Penelitian Pariwisata – Upacara adat merupakan salah satu bentuk karya budaya Warisan Budaya Takbenda (WBTb) yang sampai saat ini masih dipertahankan keberadaannya, hal ini karena upacara adat tersebut masih mempunyai peranan dalam kehidupannya. Dengan dilestarikannya suatu upacara adat, maka generasi penerusnya dapat mengetahui warisan budaya para pendahulunya. Upacara adat adalah serangkaian kegiatan manusia yang berkaitan dengan sistem kepercayaan atau religi. Sistem kepercayaan ini merupakan salah satu dari ke tujuh unsur kebudayaan yang sulit untuk berubah (Koentjaraningrat, 1992: 13).
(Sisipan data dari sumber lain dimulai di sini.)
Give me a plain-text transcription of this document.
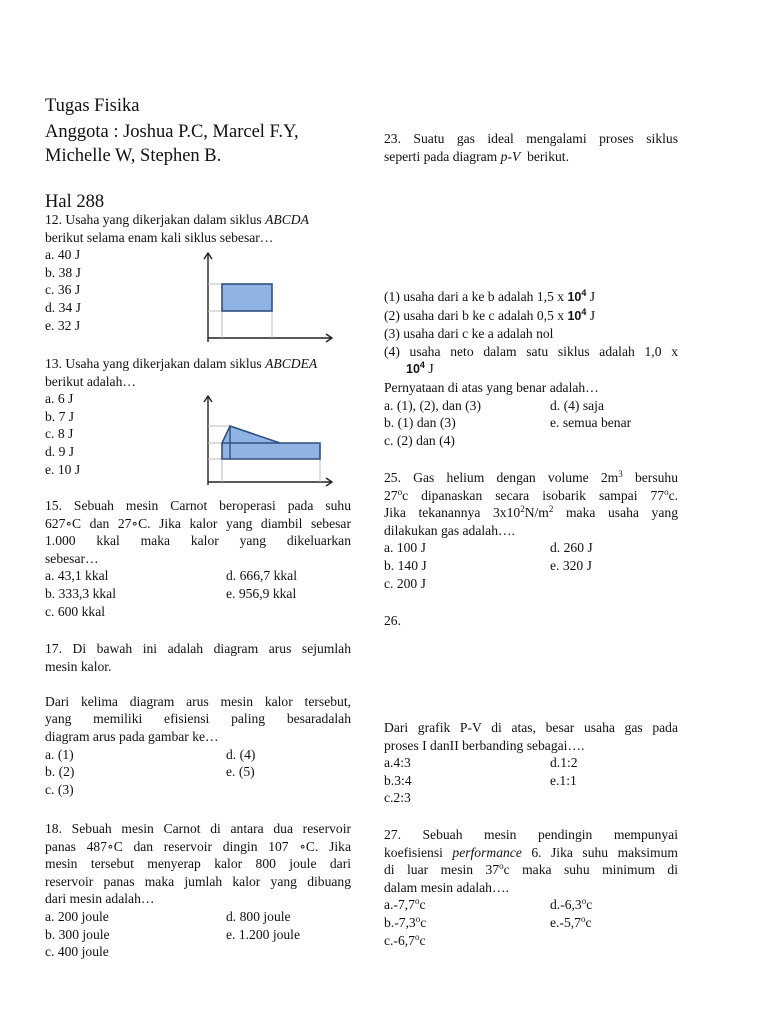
Tugas Fisika
Anggota : Joshua P.C, Marcel F.Y,
Michelle W, Stephen B.
Hal 288

12. Usaha yang dikerjakan dalam siklus ABCDA

berikut selama enam kali siklus sebesar…

a. 40 J
b. 38 J
c. 36 J
d. 34 J
e. 32 J

13. Usaha yang dikerjakan dalam siklus ABCDEA

berikut adalah…

a. 6 J
b. 7 J
c. 8 J
d. 9 J
e. 10 J

15. Sebuah mesin Carnot beroperasi pada suhu

627∘C dan 27∘C. Jika kalor yang diambil sebesar

1.000 kkal maka kalor yang dikeluarkan

sebesar…

a. 43,1 kkal	d. 666,7 kkal
b. 333,3 kkal	e. 956,9 kkal
c. 600 kkal

17. Di bawah ini adalah diagram arus sejumlah

mesin kalor.

Dari kelima diagram arus mesin kalor tersebut,

yang memiliki efisiensi paling besaradalah

diagram arus pada gambar ke…

a. (1)	d. (4)
b. (2)	e. (5)
c. (3)

18. Sebuah mesin Carnot di antara dua reservoir

panas 487∘C dan reservoir dingin 107 ∘C. Jika

mesin tersebut menyerap kalor 800 joule dari

reservoir panas maka jumlah kalor yang dibuang

dari mesin adalah…

a. 200 joule	d. 800 joule
b. 300 joule	e. 1.200 joule
c. 400 joule

23. Suatu gas ideal mengalami proses siklus

seperti pada diagram p-V berikut.

(1) usaha dari a ke b adalah 1,5 x $10^4$ J
(2) usaha dari b ke c adalah 0,5 x $10^4$ J
(3) usaha dari c ke a adalah nol
(4) usaha neto dalam satu siklus adalah 1,0 x
$10^4$ J

Pernyataan di atas yang benar adalah…

a. (1), (2), dan (3)	d. (4) saja
b. (1) dan (3)	e. semua benar
c. (2) dan (4)

25. Gas helium dengan volume $2m^3$ bersuhu

27$^o$c dipanaskan secara isobarik sampai 77$^o$c.

Jika tekanannya $3x10^2N/m^2$ maka usaha yang

dilakukan gas adalah….

a. 100 J	d. 260 J
b. 140 J	e. 320 J
c. 200 J
26.

Dari grafik P-V di atas, besar usaha gas pada

proses I danII berbanding sebagai….

a.4:3	d.1:2
b.3:4	e.1:1
c.2:3

27. Sebuah mesin pendingin mempunyai

koefisiensi performance 6. Jika suhu maksimum

di luar mesin 37$^o$c maka suhu minimum di

dalam mesin adalah….

a.-7,7$^o$c	d.-6,3$^o$c
b.-7,3$^o$c	e.-5,7$^o$c
c.-6,7$^o$c
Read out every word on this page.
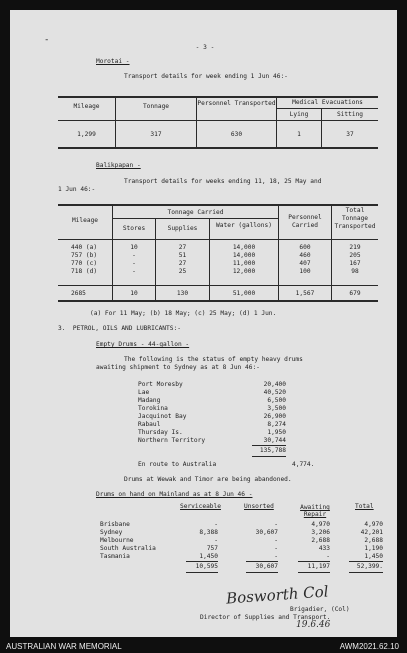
-
- 3 -
Morotai -
Transport details for week ending 1 Jun 46:-
Mileage	Tonnage	Personnel Transported	Medical Evacuations
Lying	Sitting
1,299	317	630	1	37
Balikpapan -
Transport details for weeks ending 11, 18, 25 May and
1 Jun 46:-
Mileage
Tonnage Carried
Stores	Supplies	Water (gallons)
Personnel Carried
Total Tonnage Transported
440 (a)	10	27	14,000	600	219
757 (b)	-	51	14,000	460	205
770 (c)	-	27	11,000	407	167
718 (d)	-	25	12,000	100	98
2685	10	130	51,000	1,567	679
(a) For 11 May; (b) 18 May; (c) 25 May; (d) 1 Jun.
3.  PETROL, OILS AND LUBRICANTS:-
Empty Drums - 44-gallon -
The following is the status of empty heavy drums
awaiting shipment to Sydney as at 8 Jun 46:-
Port Moresby	20,400
Lae	40,520
Madang	6,500
Torokina	3,500
Jacquinot Bay	26,900
Rabaul	8,274
Thursday Is.	1,950
Northern Territory	30,744
135,788
En route to Australia	4,774.
Drums at Wewak and Timor are being abandoned.
Drums on hand on Mainland as at 8 Jun 46 -
Serviceable	Unsorted	Awaiting Repair
Total
Brisbane	-	-	4,970	4,970
Sydney	8,388	30,607	3,206	42,201
Melbourne	-	-	2,688	2,688
South Australia	757	-	433	1,190
Tasmania	1,450	-	-	1,450
10,595	30,607	11,197	52,399.
Bosworth Col
Brigadier, (Col)
Director of Supplies and Transport.
19.6.46
AUSTRALIAN WAR MEMORIAL	AWM2021.62.10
Salah satu upacara adat yang sampai saat ini masih dilaksanakan oleh masyarakat pendukungnya di wilayah perbukitan Menoreh Kalurahan Kalirejo, Kapanewon Kokap, Kabupaten Kulon Progo, Daerah Istimewa Yogyakarta, adalah Saparan Joyokusumo. Saparan Joyokusumo, yang dilaksanakan pada hari Kamis Wage atau Senin Wage di bulan Sapar. Saparan Joyokusumo masih diselenggarakan oleh masyarakat pendukungnya karena upacara adat tersebut dirasa masih mempunyai peranan dan manfaat bagi kehidupan masyarakat pendukungnya. Pelaksanaan upacara adat tersebut terkait dengan tokoh pepundhen desa yaitu Pangeran Joyokusumo yang pada masa Perang Diponegoro gigih melawan penjajah Belanda. Pangeran Joyokusumo meninggal karena membela rakyat yang menderita karena dijajah Belanda.
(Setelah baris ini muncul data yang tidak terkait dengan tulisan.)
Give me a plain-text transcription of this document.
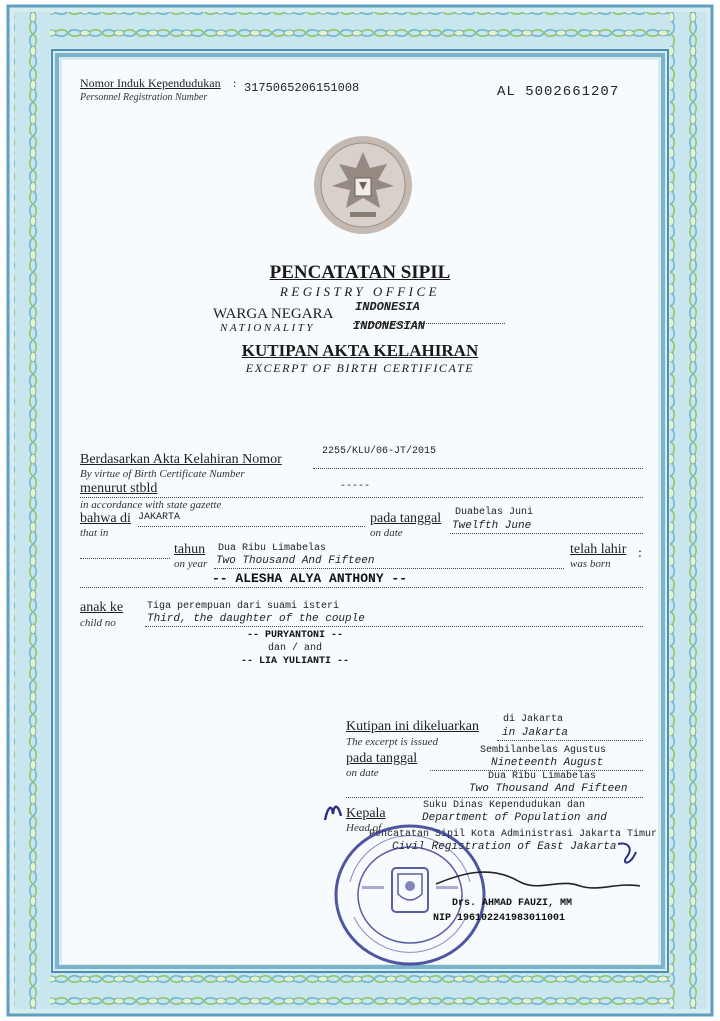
Nomor Induk Kependudukan :
Personnel Registration Number
3175065206151008	AL 5002661207
PENCATATAN SIPIL
REGISTRY OFFICE
WARGA NEGARA INDONESIA
NATIONALITY	INDONESIAN
KUTIPAN AKTA KELAHIRAN
EXCERPT OF BIRTH CERTIFICATE
Berdasarkan Akta Kelahiran Nomor
2255/KLU/06-JT/2015
By virtue of Birth Certificate Number
menurut stbld	-----
in accordance with state gazette
bahwa di JAKARTA
that in
pada tanggal
on date
Duabelas Juni
Twelfth June
tahun
on year
Dua Ribu Limabelas
Two Thousand And Fifteen
telah lahir
was born
:
-- ALESHA ALYA ANTHONY --
anak ke
child no
Tiga perempuan dari suami isteri
Third, the daughter of the couple
-- PURYANTONI --
dan / and
-- LIA YULIANTI --
Kutipan ini dikeluarkan
The excerpt is issued
di Jakarta
in Jakarta
pada tanggal
on date
Sembilanbelas Agustus
Nineteenth August
Dua Ribu Limabelas
Two Thousand And Fifteen
Kepala
Head of
Suku Dinas Kependudukan dan
Department of Population and
Pencatatan Sipil Kota Administrasi Jakarta Timur
Civil Registration of East Jakarta
Drs. AHMAD FAUZI, MM
NIP 196102241983011001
Saparan Joyokusumo merupakan kegiatan sosial yang melibatkan seluruh warga masyarakat di pedukuhan Papak dan Sengir untuk mencapai keselamatan secara bersama. Kegiatan ini menjadikan hubungan sosial dan kerjasama antar warga masyarakat semakin erat, sehingga unsur kebersamaan dan gotongroyong semakin kuat. Saparan Joyokusumo diselenggarakan sebagai ungkapan rasa syukur segenap warga masyarakat Dusun Papak dan Sengir kepada Tuhan yang Maha Esa atas segala rahmat yang telah dilimpahkanNya.
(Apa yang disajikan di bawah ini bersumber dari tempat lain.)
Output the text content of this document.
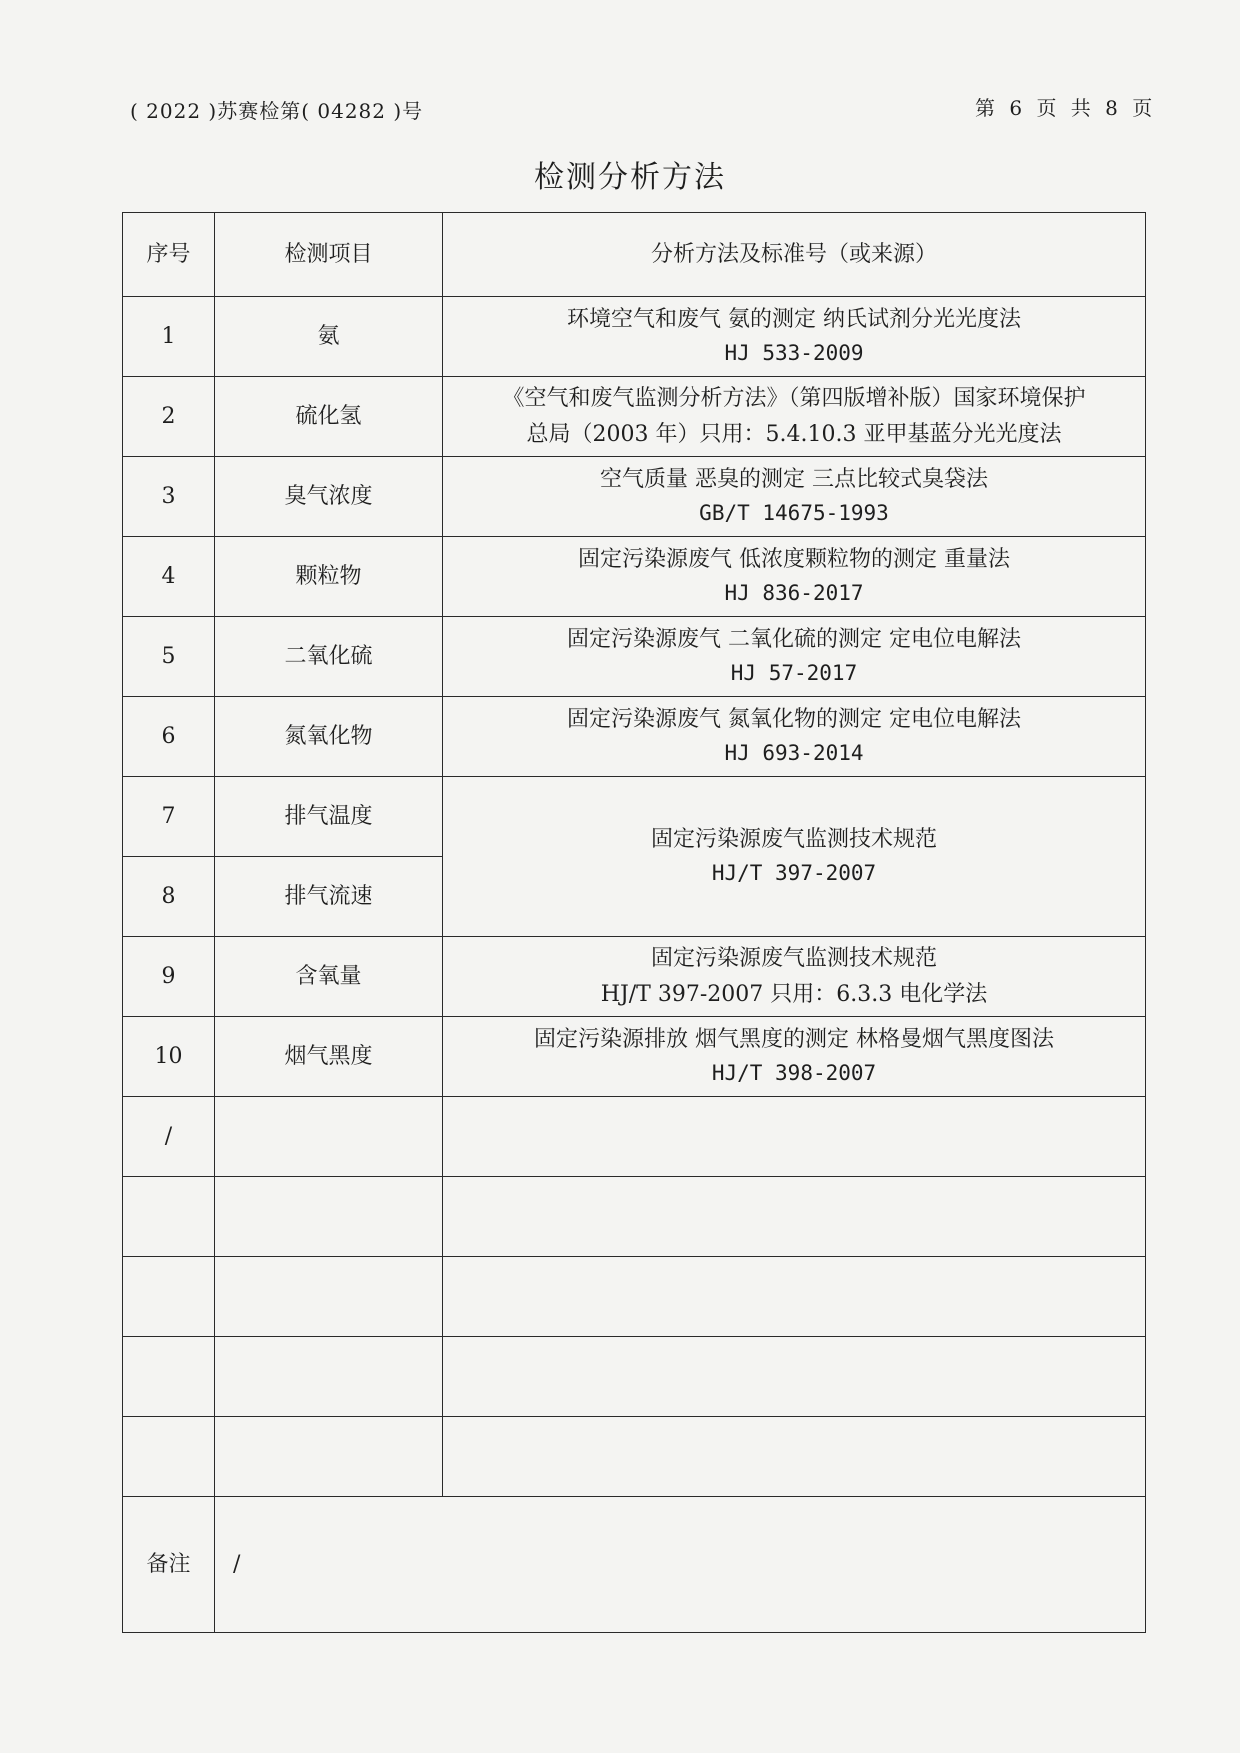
( 2022 )苏赛检第( 04282 )号	第 6 页 共 8 页
检测分析方法
序号	检测项目	分析方法及标准号（或来源）
1	氨	环境空气和废气 氨的测定 纳氏试剂分光光度法
HJ 533-2009

2	硫化氢	《空气和废气监测分析方法》（第四版增补版）国家环境保护
总局（2003 年）只用：5.4.10.3 亚甲基蓝分光光度法

3	臭气浓度	空气质量 恶臭的测定 三点比较式臭袋法
GB/T 14675-1993

4	颗粒物	固定污染源废气 低浓度颗粒物的测定 重量法
HJ 836-2017

5	二氧化硫	固定污染源废气 二氧化硫的测定 定电位电解法
HJ 57-2017

6	氮氧化物	固定污染源废气 氮氧化物的测定 定电位电解法
HJ 693-2014

7	排气温度	固定污染源废气监测技术规范
HJ/T 397-2007

8	排气流速	
9	含氧量	固定污染源废气监测技术规范
HJ/T 397-2007 只用：6.3.3 电化学法

10	烟气黑度	固定污染源排放 烟气黑度的测定 林格曼烟气黑度图法
HJ/T 398-2007

/		

备注	/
Selain itu Saparan Joyokusumo juga sebagai bentuk ungkapan terima kasih kepada Pangeran Joyokusumo yang telah berjasa dengan gigih melawan penjajahan Belanda. Pelaksanaan Saparan Joyokusumo banyak mengandung lambang-lambang atau simbol-simbol, yang merupakan pesan simbolik dari makna dan nilai-nilai budaya Saparan Joyokusumo yang ingin disampaikan kepada masyarakat pendukungnya. Saparan Joyokusumo di Kalurahan Kalirejo, Kapanewon Kokap, Kabupaten Kulon Progo, Daerah Istimewa Yogyakarta, sampai sekarang masih dilaksanakan, karena mereka merasa bahwa upacara adat tersebut masih mempunyai peranan dalam kehidupannya. Dari waktu ke waktu pelaksanaan upacara adat tersebut semakin semarak, meriah dan ditambah dengan berbagai kegiatan pendukung. Penyelenggaraan upacara yang pada awalnya hanya merupakan upacara yang diselenggarakan dengan sangat sederhana oleh masyarakat Dusun Sengir saja, kini telah dikembangkan menjadi lebih semarak menyesuaikan dengan perkembangan jamannya, sehingga saat ini upacara adat ini telah melibatkan masyarakat Kalurahan Kalirejo. Namun di dalam mengembangkan upacara adat ini tidak sampai merubah atau mengurangi maksud dan tujuan upacara adat itu sendiri yaitu sebagai ungkapan rasa syukur kepada Tuhan yang Maha Kuasa bagi segenap warga masyarakat Dusun Sengir pada khususnya maupun masyarakat Kalurahan Kalirejo pada umumnya.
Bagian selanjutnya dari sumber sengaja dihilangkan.